David Yang présenta cinq autres jeunes leaders qui allaient aborder les thèmes d'égalité et de justice.
Gloria, originaire du Sud-Soudan, est très préoccupée par les questions de droits de l'homme et de droits civiques. Elle a fait pression pour obtenir des exemptions de taxes sur les produits sanitaires afin de réduire les inégalités entre les sexes, principalement dans les écoles. Elle a raconté l'histoire d'une amie d'école qui a été prise par surprise lorsqu'elle a eu ses premières règles à l'école. Malgré l'aide de ses amis, elle s'est sentie humiliée par les commentaires moqueurs des autres camarades de classe. Le lendemain, elle n'est pas revenue à l'école.

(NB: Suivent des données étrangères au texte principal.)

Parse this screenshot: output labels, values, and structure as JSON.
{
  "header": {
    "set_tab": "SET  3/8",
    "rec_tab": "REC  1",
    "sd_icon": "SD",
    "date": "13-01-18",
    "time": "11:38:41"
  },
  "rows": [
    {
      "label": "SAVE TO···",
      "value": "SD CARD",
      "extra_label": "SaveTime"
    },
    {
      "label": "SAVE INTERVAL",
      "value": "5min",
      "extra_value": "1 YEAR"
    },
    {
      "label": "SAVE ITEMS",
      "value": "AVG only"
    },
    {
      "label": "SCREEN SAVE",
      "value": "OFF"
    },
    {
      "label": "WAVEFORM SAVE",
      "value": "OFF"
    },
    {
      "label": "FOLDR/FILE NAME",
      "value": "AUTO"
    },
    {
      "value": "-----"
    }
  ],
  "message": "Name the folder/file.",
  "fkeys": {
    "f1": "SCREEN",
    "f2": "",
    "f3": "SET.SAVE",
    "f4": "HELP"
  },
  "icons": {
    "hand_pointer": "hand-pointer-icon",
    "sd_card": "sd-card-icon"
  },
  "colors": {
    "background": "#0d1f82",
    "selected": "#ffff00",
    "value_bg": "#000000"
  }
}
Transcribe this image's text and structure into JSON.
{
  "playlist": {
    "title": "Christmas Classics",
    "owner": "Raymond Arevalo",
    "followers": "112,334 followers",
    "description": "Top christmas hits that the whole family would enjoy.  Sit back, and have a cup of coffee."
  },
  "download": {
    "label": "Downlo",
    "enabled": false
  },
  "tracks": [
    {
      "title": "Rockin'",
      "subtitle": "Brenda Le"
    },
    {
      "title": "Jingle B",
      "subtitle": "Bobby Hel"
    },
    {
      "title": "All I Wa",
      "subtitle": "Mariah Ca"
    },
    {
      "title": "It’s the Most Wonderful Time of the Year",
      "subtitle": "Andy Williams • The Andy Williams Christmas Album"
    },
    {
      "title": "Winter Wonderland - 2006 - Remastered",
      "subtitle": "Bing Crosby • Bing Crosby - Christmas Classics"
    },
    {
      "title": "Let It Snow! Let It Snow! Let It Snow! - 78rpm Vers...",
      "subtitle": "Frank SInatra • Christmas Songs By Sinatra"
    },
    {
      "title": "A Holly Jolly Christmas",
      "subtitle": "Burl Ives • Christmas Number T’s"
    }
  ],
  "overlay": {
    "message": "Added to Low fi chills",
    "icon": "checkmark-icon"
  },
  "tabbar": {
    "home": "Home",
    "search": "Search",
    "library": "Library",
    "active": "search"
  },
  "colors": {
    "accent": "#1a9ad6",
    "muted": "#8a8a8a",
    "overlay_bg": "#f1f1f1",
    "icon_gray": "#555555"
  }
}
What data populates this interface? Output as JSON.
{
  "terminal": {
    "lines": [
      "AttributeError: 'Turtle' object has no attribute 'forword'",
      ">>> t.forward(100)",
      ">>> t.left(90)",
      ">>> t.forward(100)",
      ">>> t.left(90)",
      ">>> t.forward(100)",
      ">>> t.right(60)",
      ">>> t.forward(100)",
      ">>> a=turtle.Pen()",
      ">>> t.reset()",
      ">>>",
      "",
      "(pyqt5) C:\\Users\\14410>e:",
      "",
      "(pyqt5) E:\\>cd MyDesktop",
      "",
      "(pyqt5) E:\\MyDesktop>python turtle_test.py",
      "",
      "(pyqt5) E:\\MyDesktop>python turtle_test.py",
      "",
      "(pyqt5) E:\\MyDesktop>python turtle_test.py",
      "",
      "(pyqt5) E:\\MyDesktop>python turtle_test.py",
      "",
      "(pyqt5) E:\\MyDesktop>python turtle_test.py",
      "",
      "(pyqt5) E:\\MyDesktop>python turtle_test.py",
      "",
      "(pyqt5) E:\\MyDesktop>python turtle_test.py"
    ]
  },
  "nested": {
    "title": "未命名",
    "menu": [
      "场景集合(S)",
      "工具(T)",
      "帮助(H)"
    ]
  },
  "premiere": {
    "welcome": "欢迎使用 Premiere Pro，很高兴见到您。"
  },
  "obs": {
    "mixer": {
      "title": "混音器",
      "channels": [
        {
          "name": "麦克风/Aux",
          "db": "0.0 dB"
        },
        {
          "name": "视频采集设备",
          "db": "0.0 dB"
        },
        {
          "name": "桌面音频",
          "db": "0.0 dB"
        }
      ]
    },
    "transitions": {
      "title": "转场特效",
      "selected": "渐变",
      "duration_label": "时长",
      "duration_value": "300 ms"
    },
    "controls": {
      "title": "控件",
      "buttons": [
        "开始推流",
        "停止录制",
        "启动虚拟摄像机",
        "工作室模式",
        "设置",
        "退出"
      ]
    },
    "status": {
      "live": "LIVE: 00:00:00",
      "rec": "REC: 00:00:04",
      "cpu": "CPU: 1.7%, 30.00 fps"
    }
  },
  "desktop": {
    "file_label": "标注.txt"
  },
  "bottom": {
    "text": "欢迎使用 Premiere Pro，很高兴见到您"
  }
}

Gloria s'est demandé pourquoi une fonction corporelle naturelle pouvait susciter une telle honte. Elle décida qu'elle devait faire quelque chose pour aider les filles à comprendre leur corps et à réduire la stigmatisation des menstruations. Elle était parfaitement consciente que les filles avaient également droit à l'éducation.
Sa Sainteté signala que les décisions ne devraient pas être prises sous la menace de la force ou à la suite de brimades. C'est une façon de penser dépassée. Aujourd'hui, nous sommes tous égaux et avons le droit de décider par nous-mêmes.
Mamdouh, originaire de Syrie, a dirigé deux projets de consolidation de la paix et de développement pendant la guerre, en aidant les victimes de la guerre, les personnes avec un handicap, les communautés locales et les réfugiés internes. Il décrivit la frustration ressentie en essayant d'apporter des changements. Il dit qu'il frappait aux portes depuis dix ans, et parfois elles s'ouvrent, parfois non. Nous essayons, déclara-t-il, et nous pouvons tous apporter de l’aide.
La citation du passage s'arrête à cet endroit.